И, разумеется, всегда остается убийство. Все остальное, конечно, меня только и ждет, но убийство – самое ужасное. Однажды ночью, когда я буду крепко спать, кто-то прокрадется в спальню и задушит меня подушкой. Какая разница, что я живу в Ноттинг-Хилле – в этом районе западного Лондона происходит больше преступлений, чем положено. Во время карнавала Дня отдыха[1]1
  День отдыха – последний понедельник августа, официальный выходной день в Великобритании.


[Закрыть]
расисты и наркоманы вечно что-нибудь натворят. Два года назад в конце моей улицы даже кого-то зарезали. Я слышу, как на рынке рассказывают об этом. Утром человек открывает дверь и видит на пороге кровь. По-моему, не важно, что мой район – «фешенебельный». Ну, стекаются сюда туристы по субботам, и что? Ни в одном путеводителе не написано, что бок о бок со знаменитостями – приверженцами экологически чистых продуктов и завсегдатаями огромного количества роскошных баров и кафе, которые повыскакивали всюду, как грибы после дождя, – живут наркоманы, проститутки и торговцы наркотиками, вооруженные до зубов. Единственный ключ – крошащийся фасад притона, примыкающего к особняку миллионера.
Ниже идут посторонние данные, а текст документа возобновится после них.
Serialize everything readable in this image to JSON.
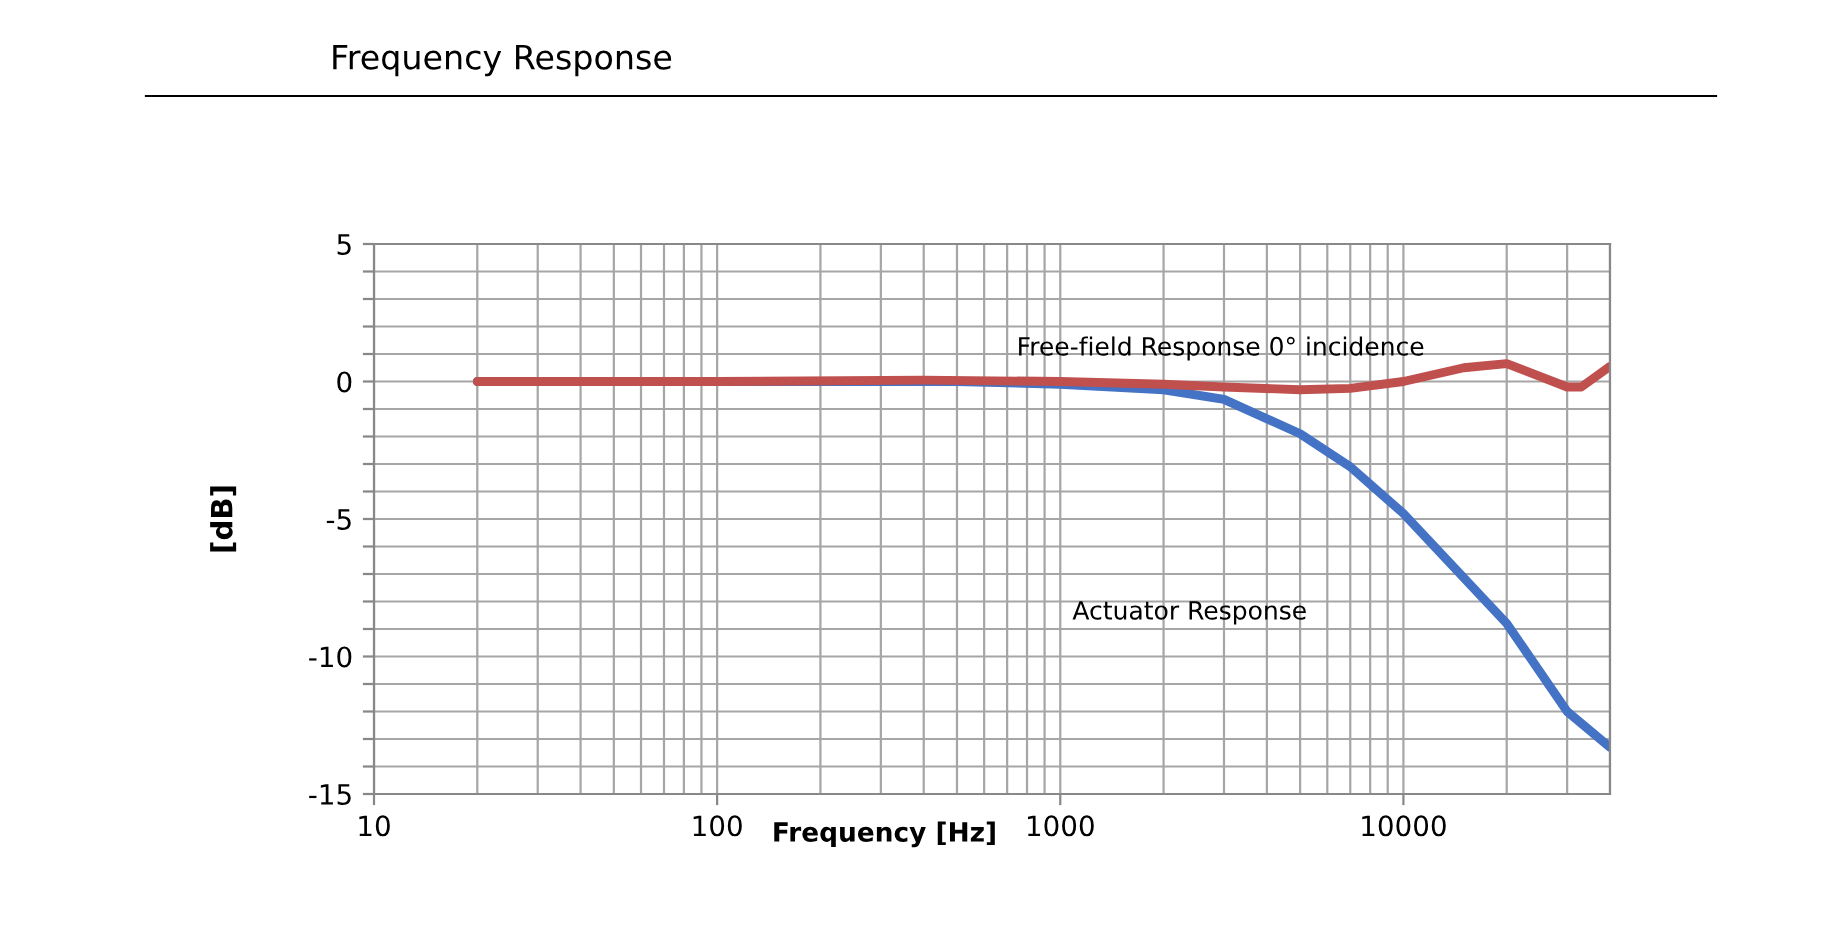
{
  "chart_data": {
    "type": "line",
    "title": "Frequency Response",
    "xlabel": "Frequency [Hz]",
    "ylabel": "[dB]",
    "log": "x",
    "xlim": [
      10,
      40000
    ],
    "xticks": [
      10,
      100,
      1000,
      10000
    ],
    "ylim": [
      -15,
      5
    ],
    "yticks": [
      -15,
      {
        "value": -14,
        "label": null
      },
      {
        "value": -13,
        "label": null
      },
      {
        "value": -12,
        "label": null
      },
      {
        "value": -11,
        "label": null
      },
      -10,
      {
        "value": -9,
        "label": null
      },
      {
        "value": -8,
        "label": null
      },
      {
        "value": -7,
        "label": null
      },
      {
        "value": -6,
        "label": null
      },
      -5,
      {
        "value": -4,
        "label": null
      },
      {
        "value": -3,
        "label": null
      },
      {
        "value": -2,
        "label": null
      },
      {
        "value": -1,
        "label": null
      },
      0,
      {
        "value": 1,
        "label": null
      },
      {
        "value": 2,
        "label": null
      },
      {
        "value": 3,
        "label": null
      },
      {
        "value": 4,
        "label": null
      },
      5
    ],
    "grid": true,
    "line_style": "solid",
    "series": [
      {
        "color": "#4472c4",
        "x": [
          20,
          100,
          500,
          1000,
          2000,
          3000,
          5000,
          7000,
          10000,
          20000,
          30000,
          40000
        ],
        "values": [
          0,
          0,
          0,
          -0.1,
          -0.3,
          -0.65,
          -1.9,
          -3.1,
          -4.8,
          -8.8,
          -12,
          -13.3
        ]
      },
      {
        "color": "#c0504d",
        "x": [
          20,
          100,
          400,
          1000,
          2000,
          3000,
          5000,
          7000,
          10000,
          15000,
          20000,
          30000,
          33000,
          40000
        ],
        "values": [
          0,
          0,
          0.05,
          0,
          -0.1,
          -0.2,
          -0.3,
          -0.25,
          0,
          0.5,
          0.65,
          -0.2,
          -0.2,
          0.55
        ]
      }
    ],
    "annotations": [
      "Free-field Response 0° incidence",
      "Actuator Response"
    ]
  }
}
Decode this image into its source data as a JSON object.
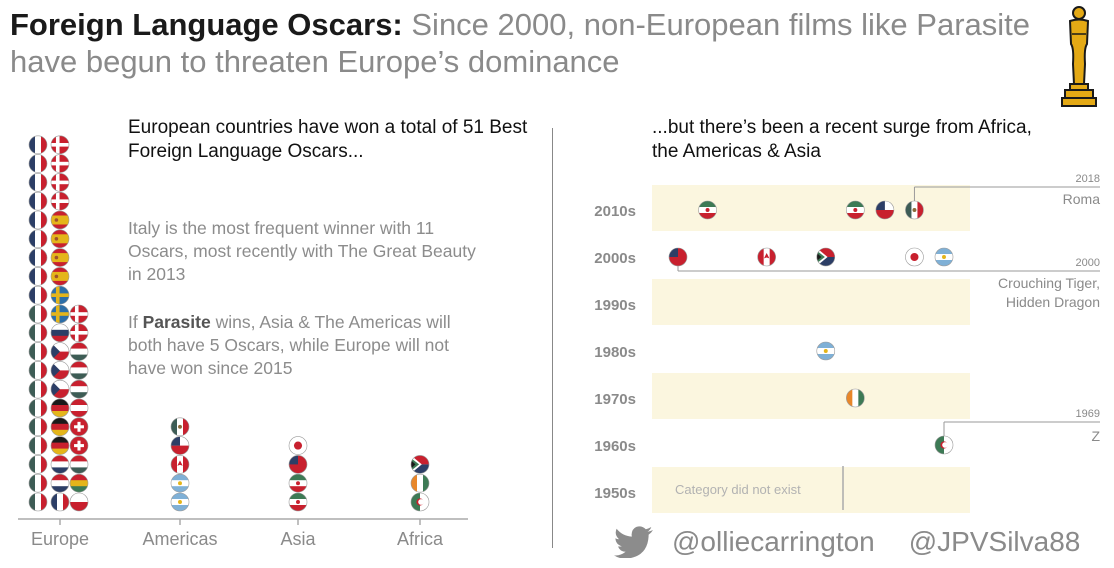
{
  "title": {
    "bold": "Foreign Language Oscars:",
    "rest": " Since 2000, non-European films like Parasite have begun to threaten Europe’s dominance"
  },
  "left_panel": {
    "subtitle": "European countries have won a total of 51 Best Foreign Language Oscars...",
    "note1": "Italy is the most frequent winner with 11 Oscars, most recently with The Great Beauty in 2013",
    "note2_pre": "If ",
    "note2_bold": "Parasite",
    "note2_post": " wins, Asia & The Americas will both have 5 Oscars, while Europe will not have won since 2015"
  },
  "right_panel": {
    "subtitle": "...but there’s been a recent surge from Africa, the Americas & Asia",
    "not_exist": "Category did not exist"
  },
  "footer": {
    "twitter_icon": "twitter-bird-icon",
    "handle1": "@olliecarrington",
    "handle2": "@JPVSilva88"
  },
  "colors": {
    "band": "#fbf6df",
    "axis": "#aaaaaa",
    "italy_green": "#3f5f58",
    "red": "#c8202e",
    "oscar_gold": "#e4a915"
  },
  "chart_data": [
    {
      "type": "bar",
      "title": "European countries have won a total of 51 Best Foreign Language Oscars...",
      "categories": [
        "Europe",
        "Americas",
        "Asia",
        "Africa"
      ],
      "values": [
        51,
        5,
        4,
        3
      ],
      "units": "stacked flag circles, one per Oscar",
      "stacks": {
        "Europe": [
          [
            "it",
            "it",
            "it",
            "it",
            "it",
            "it",
            "it",
            "it",
            "it",
            "it",
            "it",
            "fr",
            "fr",
            "fr",
            "fr",
            "fr",
            "fr",
            "fr",
            "fr",
            "fr"
          ],
          [
            "fr",
            "nl",
            "nl",
            "de",
            "de",
            "de",
            "cz",
            "cz",
            "cz",
            "ru",
            "se",
            "se",
            "es",
            "es",
            "es",
            "es",
            "dk",
            "dk",
            "dk",
            "dk"
          ],
          [
            "pl",
            "bo",
            "hu",
            "ch",
            "ch",
            "at",
            "hu",
            "hu",
            "hu",
            "dk",
            "dk"
          ]
        ],
        "Americas": [
          "ar",
          "ar",
          "ca",
          "cl",
          "mx"
        ],
        "Asia": [
          "ir",
          "ir",
          "tw",
          "jp"
        ],
        "Africa": [
          "dz",
          "ci",
          "za"
        ]
      }
    },
    {
      "type": "scatter",
      "title": "...but there’s been a recent surge from Africa, the Americas & Asia",
      "categories": [
        "2010s",
        "2000s",
        "1990s",
        "1980s",
        "1970s",
        "1960s",
        "1950s"
      ],
      "points": [
        {
          "decade": "2010s",
          "year": 2011,
          "country": "ir"
        },
        {
          "decade": "2010s",
          "year": 2016,
          "country": "ir"
        },
        {
          "decade": "2010s",
          "year": 2017,
          "country": "cl"
        },
        {
          "decade": "2010s",
          "year": 2018,
          "country": "mx",
          "label": "Roma"
        },
        {
          "decade": "2000s",
          "year": 2000,
          "country": "tw",
          "label": "Crouching Tiger, Hidden Dragon"
        },
        {
          "decade": "2000s",
          "year": 2003,
          "country": "ca"
        },
        {
          "decade": "2000s",
          "year": 2005,
          "country": "za"
        },
        {
          "decade": "2000s",
          "year": 2008,
          "country": "jp"
        },
        {
          "decade": "2000s",
          "year": 2009,
          "country": "ar"
        },
        {
          "decade": "1980s",
          "year": 1985,
          "country": "ar"
        },
        {
          "decade": "1970s",
          "year": 1976,
          "country": "ci"
        },
        {
          "decade": "1960s",
          "year": 1969,
          "country": "dz",
          "label": "Z"
        }
      ],
      "annotations": [
        {
          "year": "2018",
          "film": "Roma"
        },
        {
          "year": "2000",
          "film": "Crouching Tiger, Hidden Dragon"
        },
        {
          "year": "1969",
          "film": "Z"
        }
      ],
      "shaded_rows": [
        "2010s",
        "1990s",
        "1970s",
        "1950s"
      ],
      "x_range_years": [
        0,
        9
      ]
    }
  ]
}
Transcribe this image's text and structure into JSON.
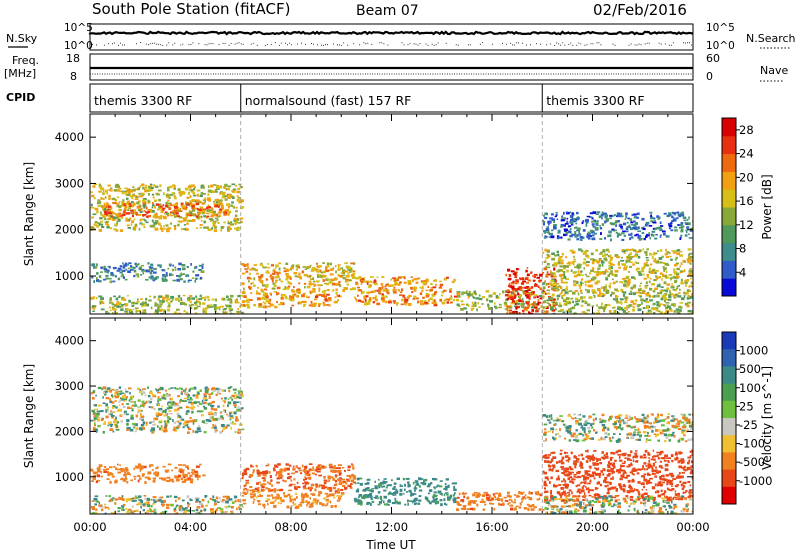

Я выросла вместе с людьми, живущими через улицу от меня. Раньше по субботам мы играли с ними в классики, а теперь они день-деньской греют кокаин в растворе пищевой соды, ждут, когда вода испарится и получится чистый наркотик. Часто по ночам я слышу, как над головой парят полицейские вертолеты, и понимаю, что опять кого-то укокошили. Я изо всех сил стараюсь не обращать внимания на вертолеты и опасность, запираюсь дома и притворяюсь, будто все спокойно. Знаю, я веду себя как безответственный страус, прячущий голову в песок, но стоит мне впустить в свой мирок хоть каплю реальности, моя фантазия начинает буйствовать, переходя все границы.

Вот почему смерть моей соседки Астрид не на шутку меня взволновала. Я никак не могла перестать о ней думать. Правда, мне все равно не позволят забыть об этом, даже если я захочу. Только о пожаре все и будут судачить еще несколько дней.

– Знаешь, – Крис посмотрел на часы. – Уже без четверти девять. В это время она спешила бы на утреннюю передачу. Джонни, через два прилавка от меня, говорит, что его жена всегда оставляет их младшенького смотреть ее программу, когда старшие уходят в школу. Он обижается, что братья и сестры бросают его одного, но благодаря Астрид забывает об этом. Она была хорошим человеком. Ты когда-нибудь видела ее по телевизору?

– Ни разу. Она была замужем? У нее есть дети? – Я вдруг поняла, что почти ничего не знаю об Астрид: несколько раз видела ее на улице и на фотографиях в журнале «Сан», который иногда показывали мне продавцы на рынке. На этих снимках она обычно выходила из ночного клуба под руку с футболистом или второсортным певцом.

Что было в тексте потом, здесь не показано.